I've pushed what I've implemented so far to a prototype branch. It contains the following:
- A skeleton Blazor frontend, with GRPC server/client communication.
- A skeleton Bot frontend, with some diagnostic commands and a few basic UI controls.
- A skeleton Business layer, to contain logic needed by both frontends.
- A hosting layer that stitches everything together.
Looking forward to everyone else's thoughts and concepts.
Yeah, the multiple issues you ran into wasn't a good look. That said, Remora.Discord is a new and immature product, so some growing pains are to be expected - it's been extremely valuable so far for me to have some actual users fiddling with it, and not just my, myself, and I.

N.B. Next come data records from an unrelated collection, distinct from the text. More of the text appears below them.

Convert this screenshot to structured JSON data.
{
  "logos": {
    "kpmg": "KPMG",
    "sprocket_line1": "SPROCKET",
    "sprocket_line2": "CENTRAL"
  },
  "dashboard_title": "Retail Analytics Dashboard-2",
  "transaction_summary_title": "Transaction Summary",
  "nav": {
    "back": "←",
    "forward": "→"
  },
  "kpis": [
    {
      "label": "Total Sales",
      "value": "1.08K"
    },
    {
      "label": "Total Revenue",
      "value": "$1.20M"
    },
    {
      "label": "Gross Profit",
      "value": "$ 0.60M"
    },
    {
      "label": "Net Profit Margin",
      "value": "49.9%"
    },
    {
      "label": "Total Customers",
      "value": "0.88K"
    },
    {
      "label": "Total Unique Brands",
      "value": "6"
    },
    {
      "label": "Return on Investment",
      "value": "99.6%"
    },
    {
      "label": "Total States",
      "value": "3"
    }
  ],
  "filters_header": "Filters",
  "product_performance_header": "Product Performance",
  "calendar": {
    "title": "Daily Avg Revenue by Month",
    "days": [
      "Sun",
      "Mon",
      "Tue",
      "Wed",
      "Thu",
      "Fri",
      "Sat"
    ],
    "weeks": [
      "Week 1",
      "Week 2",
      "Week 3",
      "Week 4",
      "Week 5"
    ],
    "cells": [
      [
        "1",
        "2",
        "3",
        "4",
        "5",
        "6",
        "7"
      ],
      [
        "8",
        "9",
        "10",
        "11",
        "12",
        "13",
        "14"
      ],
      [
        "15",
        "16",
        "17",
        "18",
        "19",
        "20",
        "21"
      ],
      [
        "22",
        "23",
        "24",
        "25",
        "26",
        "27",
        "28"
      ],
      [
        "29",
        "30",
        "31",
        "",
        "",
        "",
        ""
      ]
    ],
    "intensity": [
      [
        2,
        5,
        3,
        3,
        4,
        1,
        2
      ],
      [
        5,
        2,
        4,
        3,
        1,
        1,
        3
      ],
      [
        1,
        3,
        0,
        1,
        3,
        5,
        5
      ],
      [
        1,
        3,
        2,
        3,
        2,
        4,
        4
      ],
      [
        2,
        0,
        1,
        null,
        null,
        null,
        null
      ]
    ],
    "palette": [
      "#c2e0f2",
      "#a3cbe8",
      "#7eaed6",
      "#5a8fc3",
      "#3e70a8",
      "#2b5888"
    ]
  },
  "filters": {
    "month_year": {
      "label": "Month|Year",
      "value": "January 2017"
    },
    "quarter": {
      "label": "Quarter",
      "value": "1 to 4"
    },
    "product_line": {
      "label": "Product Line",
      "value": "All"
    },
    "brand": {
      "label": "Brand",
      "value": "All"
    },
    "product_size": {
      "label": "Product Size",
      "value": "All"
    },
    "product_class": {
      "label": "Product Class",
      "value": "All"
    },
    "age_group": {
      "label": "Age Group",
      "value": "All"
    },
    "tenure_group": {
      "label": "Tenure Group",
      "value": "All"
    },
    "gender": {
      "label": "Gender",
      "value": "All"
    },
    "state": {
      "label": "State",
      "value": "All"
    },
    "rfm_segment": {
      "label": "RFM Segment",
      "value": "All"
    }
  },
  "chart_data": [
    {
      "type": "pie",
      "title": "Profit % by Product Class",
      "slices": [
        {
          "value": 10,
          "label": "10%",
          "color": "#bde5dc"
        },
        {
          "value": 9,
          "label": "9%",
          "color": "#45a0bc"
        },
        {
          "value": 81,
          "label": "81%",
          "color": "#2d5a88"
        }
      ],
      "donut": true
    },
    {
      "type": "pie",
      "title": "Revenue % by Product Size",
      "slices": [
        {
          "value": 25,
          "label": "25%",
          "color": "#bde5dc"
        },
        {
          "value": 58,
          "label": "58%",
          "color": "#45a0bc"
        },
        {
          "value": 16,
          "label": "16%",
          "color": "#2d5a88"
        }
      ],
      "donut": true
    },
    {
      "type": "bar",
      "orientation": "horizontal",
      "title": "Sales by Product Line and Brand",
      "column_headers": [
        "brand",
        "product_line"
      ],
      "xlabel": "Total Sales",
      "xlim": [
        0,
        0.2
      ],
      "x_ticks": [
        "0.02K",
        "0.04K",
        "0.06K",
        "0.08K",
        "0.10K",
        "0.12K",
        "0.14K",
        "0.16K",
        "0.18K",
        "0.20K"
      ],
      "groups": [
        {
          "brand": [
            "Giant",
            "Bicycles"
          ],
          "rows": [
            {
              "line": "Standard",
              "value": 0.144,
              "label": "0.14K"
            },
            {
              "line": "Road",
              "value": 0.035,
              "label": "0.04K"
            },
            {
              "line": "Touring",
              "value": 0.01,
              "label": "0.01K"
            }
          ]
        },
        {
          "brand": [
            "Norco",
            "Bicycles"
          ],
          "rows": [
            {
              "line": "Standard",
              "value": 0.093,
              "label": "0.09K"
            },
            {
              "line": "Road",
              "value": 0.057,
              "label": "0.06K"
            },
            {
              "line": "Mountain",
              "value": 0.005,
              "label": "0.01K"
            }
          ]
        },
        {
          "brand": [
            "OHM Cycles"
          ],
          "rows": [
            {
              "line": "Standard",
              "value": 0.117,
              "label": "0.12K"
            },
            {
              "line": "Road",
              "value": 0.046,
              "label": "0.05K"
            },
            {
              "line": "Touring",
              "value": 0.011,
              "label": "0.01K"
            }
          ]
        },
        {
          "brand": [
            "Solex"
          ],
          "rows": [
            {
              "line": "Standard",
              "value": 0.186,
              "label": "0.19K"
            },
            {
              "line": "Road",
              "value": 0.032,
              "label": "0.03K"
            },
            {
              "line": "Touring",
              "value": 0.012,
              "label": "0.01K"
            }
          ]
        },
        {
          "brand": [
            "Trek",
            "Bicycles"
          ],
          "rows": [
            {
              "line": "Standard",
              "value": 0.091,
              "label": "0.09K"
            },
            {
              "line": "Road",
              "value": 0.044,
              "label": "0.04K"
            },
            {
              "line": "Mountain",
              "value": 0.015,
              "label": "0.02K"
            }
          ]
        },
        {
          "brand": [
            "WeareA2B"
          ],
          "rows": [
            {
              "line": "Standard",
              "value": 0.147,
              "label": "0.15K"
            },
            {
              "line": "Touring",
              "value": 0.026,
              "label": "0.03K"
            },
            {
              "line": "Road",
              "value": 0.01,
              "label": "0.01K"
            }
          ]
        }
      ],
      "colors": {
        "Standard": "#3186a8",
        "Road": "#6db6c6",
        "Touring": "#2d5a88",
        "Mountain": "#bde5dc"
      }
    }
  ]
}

On the topic of the results - yeah, they are a bit clunky. They do the job, and that's mainly why I've not worked further on them - I'd happily look at other options.
And it's not like the issues weren't fixed promptly. ;)
I think my impression ultimately is that if we use Remora for MODiX, we need to be okay with actively participating in Remora development alongside MODiX, at least for a break-in period. Which I think I'm okay with, myself.